"Slush" said:
Ah, now I get it. I stupidly thought that inner city schools were so horrific because the amount of money spent per pupil in the inner city is usually about
half that spent on a child educated in a public school in, for example,
Great Neck, NY--resulting in buildings that are fallling apart, teachers being paid significantly less than those who teach in affluent suburbs, students having to "hold it" all day because they don't have functioning toilets, and a system in which students cannot even take their school books home because they must be shared.
But according to Big Bad Wolf, it's because inner city schools contain "too many non-whites" who are "unruly" "animals". Funny conclusion given that almost all of the Columbine-type incidents in U.S. schools have occurred in predominantly white school districts, perpetrated almost exclusively by white kids.
I don't know. Maybe the reason inner-city schools are so abysmal is because those students--who are, let's try not to forget, also human beings--are viewed as animals by the vast majority of people with the money or power to do something about it.
Opinions vary. You are right, of course, in that spending in suburban districts is often significantly higher than in inner-city districts. Paradoxically, though, teacher salaries are often lower in the suburbs, perhaps because they're such desirable places to work.
US teachers often start out as starry-eyed liberals. Time spent in urban schools usually changes their attitudes, often traumatically. It did for me. In the corridor immediately outside my classroom, there were fights three days out of five. It wasn't whites, nor Mexicans, nor usually Vietnamese doing the fighting. Ah, but now I'm being racist. I'm in correspondence with a colleague in the NYC system. She claims that everyone in her acquaintance has been physically assaulted. But of course, they're racist as well. In fact, come to think of it, the teaching profession has been thoroughly subverted by redneck racists.
Incidents like Columbine attract a lot of media attention, but they're exceptions that prove the rule: suburban schools are idyllic places to work.
In the stifling atmosphere of political correctness now prevailing in the USA, one has to be careful of every word one utters: the thought police are ubiquitous. So teachers are circumspect, employ euphemisms (e.g., "the challenges of poverty and urban education"), and are "racist" surreptitiously.
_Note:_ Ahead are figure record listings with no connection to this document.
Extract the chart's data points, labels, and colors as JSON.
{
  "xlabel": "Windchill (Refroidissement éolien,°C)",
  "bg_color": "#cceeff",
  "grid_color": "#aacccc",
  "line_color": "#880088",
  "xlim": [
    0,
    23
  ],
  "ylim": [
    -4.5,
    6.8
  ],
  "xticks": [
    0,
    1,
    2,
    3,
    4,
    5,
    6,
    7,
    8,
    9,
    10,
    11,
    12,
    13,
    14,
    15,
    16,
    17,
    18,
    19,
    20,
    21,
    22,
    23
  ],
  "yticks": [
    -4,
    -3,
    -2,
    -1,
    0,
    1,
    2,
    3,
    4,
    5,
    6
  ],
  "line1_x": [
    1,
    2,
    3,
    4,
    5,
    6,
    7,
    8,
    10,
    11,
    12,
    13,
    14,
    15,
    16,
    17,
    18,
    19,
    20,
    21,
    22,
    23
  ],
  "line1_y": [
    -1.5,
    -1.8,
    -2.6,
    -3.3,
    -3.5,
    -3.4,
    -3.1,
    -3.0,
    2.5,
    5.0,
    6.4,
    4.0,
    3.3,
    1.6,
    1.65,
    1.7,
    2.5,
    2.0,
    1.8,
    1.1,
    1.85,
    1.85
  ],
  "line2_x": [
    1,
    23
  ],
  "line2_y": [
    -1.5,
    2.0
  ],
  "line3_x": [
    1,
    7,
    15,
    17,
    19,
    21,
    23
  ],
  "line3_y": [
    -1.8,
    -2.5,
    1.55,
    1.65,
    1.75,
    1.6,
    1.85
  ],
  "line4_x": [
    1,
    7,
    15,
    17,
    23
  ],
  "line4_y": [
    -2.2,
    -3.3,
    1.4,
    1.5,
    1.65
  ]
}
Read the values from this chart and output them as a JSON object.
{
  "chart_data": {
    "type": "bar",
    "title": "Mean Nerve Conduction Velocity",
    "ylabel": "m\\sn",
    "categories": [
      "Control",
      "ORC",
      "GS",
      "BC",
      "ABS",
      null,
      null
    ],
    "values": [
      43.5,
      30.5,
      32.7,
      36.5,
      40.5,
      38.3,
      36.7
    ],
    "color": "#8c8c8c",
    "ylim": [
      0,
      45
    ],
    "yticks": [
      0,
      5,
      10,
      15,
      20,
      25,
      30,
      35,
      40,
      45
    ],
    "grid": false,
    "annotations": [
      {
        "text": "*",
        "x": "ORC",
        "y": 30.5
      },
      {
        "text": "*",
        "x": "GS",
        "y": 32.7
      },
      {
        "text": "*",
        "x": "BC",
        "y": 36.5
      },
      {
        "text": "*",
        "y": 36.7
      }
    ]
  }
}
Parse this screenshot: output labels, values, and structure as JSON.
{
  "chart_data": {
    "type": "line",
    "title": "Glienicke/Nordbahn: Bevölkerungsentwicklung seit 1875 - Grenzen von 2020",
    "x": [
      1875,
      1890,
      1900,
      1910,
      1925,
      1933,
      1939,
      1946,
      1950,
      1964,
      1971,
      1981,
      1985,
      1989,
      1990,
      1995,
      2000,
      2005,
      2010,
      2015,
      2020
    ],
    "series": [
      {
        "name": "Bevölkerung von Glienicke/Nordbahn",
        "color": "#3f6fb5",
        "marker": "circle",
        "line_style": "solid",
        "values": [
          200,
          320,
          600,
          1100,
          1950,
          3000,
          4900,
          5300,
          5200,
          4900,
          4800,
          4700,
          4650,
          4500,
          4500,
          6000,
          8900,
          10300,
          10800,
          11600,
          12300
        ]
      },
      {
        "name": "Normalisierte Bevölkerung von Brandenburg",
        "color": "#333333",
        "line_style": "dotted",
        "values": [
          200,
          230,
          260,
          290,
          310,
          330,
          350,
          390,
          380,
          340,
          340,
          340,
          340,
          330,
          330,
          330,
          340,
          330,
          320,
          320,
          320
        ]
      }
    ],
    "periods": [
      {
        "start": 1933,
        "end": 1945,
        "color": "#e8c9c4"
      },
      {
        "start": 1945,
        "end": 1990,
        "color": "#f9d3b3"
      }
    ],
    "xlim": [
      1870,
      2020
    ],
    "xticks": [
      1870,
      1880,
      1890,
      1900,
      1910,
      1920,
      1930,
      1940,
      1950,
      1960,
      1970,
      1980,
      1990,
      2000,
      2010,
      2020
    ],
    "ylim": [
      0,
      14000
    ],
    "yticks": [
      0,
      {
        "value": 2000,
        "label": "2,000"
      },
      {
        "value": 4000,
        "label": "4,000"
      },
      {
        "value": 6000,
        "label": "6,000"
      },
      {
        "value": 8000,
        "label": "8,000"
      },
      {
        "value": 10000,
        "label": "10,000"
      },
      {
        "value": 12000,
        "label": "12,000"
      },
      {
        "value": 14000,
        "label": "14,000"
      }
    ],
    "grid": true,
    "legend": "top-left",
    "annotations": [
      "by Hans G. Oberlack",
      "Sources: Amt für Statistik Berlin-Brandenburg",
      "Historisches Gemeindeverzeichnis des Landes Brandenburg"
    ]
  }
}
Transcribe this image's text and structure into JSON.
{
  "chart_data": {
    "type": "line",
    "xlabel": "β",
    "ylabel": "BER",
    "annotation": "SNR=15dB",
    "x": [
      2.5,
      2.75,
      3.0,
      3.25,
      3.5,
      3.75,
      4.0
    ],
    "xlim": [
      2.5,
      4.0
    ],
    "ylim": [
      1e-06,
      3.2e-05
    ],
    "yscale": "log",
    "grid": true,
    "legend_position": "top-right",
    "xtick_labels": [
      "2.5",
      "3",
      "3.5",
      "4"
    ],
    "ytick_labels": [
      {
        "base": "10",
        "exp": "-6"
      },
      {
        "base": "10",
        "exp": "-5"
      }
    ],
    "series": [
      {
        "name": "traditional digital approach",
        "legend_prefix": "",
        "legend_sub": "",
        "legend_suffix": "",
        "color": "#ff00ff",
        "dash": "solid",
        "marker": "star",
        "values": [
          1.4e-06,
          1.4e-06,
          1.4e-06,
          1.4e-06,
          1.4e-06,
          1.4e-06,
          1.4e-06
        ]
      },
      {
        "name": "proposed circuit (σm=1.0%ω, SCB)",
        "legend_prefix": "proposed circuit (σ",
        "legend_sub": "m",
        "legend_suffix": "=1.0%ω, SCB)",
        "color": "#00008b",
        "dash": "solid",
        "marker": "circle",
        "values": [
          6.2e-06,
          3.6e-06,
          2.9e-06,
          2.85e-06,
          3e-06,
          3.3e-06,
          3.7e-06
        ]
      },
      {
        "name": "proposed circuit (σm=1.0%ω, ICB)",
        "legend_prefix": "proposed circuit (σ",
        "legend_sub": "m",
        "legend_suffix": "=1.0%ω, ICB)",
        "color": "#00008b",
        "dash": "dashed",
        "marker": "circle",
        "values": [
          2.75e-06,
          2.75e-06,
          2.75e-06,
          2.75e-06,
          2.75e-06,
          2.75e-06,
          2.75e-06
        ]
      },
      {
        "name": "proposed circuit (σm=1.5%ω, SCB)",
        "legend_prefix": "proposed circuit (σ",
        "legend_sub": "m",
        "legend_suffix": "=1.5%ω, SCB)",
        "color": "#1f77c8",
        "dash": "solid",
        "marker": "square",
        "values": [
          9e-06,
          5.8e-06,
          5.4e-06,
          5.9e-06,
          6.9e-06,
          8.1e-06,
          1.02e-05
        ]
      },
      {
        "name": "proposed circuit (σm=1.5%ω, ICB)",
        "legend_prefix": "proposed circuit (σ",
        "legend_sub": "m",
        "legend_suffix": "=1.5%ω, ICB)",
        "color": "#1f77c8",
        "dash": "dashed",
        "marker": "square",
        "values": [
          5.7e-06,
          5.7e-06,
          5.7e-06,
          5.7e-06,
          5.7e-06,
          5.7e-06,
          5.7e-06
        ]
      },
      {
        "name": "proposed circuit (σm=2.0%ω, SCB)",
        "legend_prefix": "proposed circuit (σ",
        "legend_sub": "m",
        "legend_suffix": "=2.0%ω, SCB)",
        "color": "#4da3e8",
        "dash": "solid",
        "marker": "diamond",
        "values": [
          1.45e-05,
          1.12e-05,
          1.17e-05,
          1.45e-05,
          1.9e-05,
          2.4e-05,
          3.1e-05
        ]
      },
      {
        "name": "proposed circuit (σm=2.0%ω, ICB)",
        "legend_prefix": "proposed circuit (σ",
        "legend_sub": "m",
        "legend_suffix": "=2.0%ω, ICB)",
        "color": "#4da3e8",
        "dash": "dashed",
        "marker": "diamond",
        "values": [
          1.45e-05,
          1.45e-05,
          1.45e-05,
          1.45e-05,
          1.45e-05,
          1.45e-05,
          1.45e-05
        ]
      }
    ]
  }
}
To give you your due, there are writers such as Jonathon Kozol who argue along your lines, namely that it's disparate levels of funding between urban and suburban schools that's the culprit in differing educational outcomes. I am just somewhat sceptical of this line of reasoning. As I've stated above, it's not out borne out by personal experience. Additionally, it appears that the Europeans and East Asians (and Argentinians, for that matter!) spend only a fraction of what the United States spends on each student. Why do they have such superior educational systems? Clearly funding can only be one constituent of a more complex equation.
I apologise to all and sundry for moving ever further from the original question that started this thread.